Kalangan berkuasa Demak sebagian besar terdiri dari orang2 keturunan Tionghoa. Sebelum jaman kolonial pernikahan antara orang Tionghoa dengan orang Pribumi merupakan hal yang normal. Dr. Pigeaud dan Dr. de Graaf telah menggambarkan keadaan pada abad ke 16 sbb.: di kota2 pelabuhan pulau Jawa kalangan berkuasa terdiri dari keluarga2 campuran, kebanyakan Tionghoa peranakan Jawa dan Indo-Jawa. Sumber2 sejarah pihak Pribumi Indonesia menyebut, dalam abad ke 16 sejumlah besar orang Tionghoa hidup di kota2 pantai Utara Jawa. Disamping Demak, juga di Cirebon, Lasem, Tuban, Gresik (Tse Tsun) dan Surabaya. Banyak orang Tionghoa Islam mempunyai nama Jawa dan dengan sendirinya juga nama Arab. Pada jaman itu sebagai Muslimin mempunyai nama Arab meninggihkan gengsi.

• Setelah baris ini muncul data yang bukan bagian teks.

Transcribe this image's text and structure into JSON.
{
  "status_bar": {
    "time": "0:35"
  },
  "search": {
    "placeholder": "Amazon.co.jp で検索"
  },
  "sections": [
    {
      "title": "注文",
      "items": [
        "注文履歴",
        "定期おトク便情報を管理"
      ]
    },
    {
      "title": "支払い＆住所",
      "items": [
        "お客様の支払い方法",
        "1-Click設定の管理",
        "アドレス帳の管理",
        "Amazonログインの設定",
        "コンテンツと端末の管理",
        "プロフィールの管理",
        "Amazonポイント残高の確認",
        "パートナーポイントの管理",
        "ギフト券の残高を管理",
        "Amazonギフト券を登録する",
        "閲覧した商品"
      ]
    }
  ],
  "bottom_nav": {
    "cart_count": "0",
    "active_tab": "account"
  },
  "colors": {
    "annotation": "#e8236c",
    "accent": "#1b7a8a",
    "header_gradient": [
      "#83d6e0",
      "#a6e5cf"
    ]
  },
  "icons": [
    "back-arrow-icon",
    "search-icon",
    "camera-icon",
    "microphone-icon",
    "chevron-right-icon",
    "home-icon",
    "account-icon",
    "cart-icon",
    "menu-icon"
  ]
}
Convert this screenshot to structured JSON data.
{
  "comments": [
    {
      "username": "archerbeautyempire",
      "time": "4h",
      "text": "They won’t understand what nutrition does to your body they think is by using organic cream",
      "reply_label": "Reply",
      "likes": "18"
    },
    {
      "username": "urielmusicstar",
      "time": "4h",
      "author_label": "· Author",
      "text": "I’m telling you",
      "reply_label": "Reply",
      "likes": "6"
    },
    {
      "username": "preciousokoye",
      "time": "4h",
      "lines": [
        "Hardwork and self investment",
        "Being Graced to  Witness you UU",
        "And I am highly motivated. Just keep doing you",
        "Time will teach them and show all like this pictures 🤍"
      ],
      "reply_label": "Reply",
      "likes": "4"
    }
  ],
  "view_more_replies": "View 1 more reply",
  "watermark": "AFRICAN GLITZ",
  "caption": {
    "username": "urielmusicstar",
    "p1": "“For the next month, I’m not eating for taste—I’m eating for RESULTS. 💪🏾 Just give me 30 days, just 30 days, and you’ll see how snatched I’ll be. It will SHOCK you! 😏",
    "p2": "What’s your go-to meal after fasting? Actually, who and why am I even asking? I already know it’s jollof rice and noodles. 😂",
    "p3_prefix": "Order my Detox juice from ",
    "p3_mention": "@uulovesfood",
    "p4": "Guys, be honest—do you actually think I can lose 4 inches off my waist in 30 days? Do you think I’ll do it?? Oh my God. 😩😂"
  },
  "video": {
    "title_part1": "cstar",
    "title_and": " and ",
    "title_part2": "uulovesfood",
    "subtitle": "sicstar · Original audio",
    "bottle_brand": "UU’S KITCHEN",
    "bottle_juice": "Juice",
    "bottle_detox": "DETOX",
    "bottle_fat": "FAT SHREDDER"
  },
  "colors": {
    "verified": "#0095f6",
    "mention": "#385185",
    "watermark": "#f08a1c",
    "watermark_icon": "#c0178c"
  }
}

Salah satu cucunya Raden Patah tercatat mempunyai cita2 untuk menyamai Sultan Turki. Menurut De Graaf dan Pigeaud, Sunan Prawata (Muk Ming) raja Demak terachir yang mengatakan pada Manuel Pinto, beliau berjuang sekeras2nya untuk meng-Islamkan seluruh Jawa. Bila berhasil beliau akan menjadi “segundo Turco” (seorang Sultan Turki ke II) setanding sultan Turki Suleiman I dengan kemegahannya. Nampaknya beliau telah mengunjungi Turki.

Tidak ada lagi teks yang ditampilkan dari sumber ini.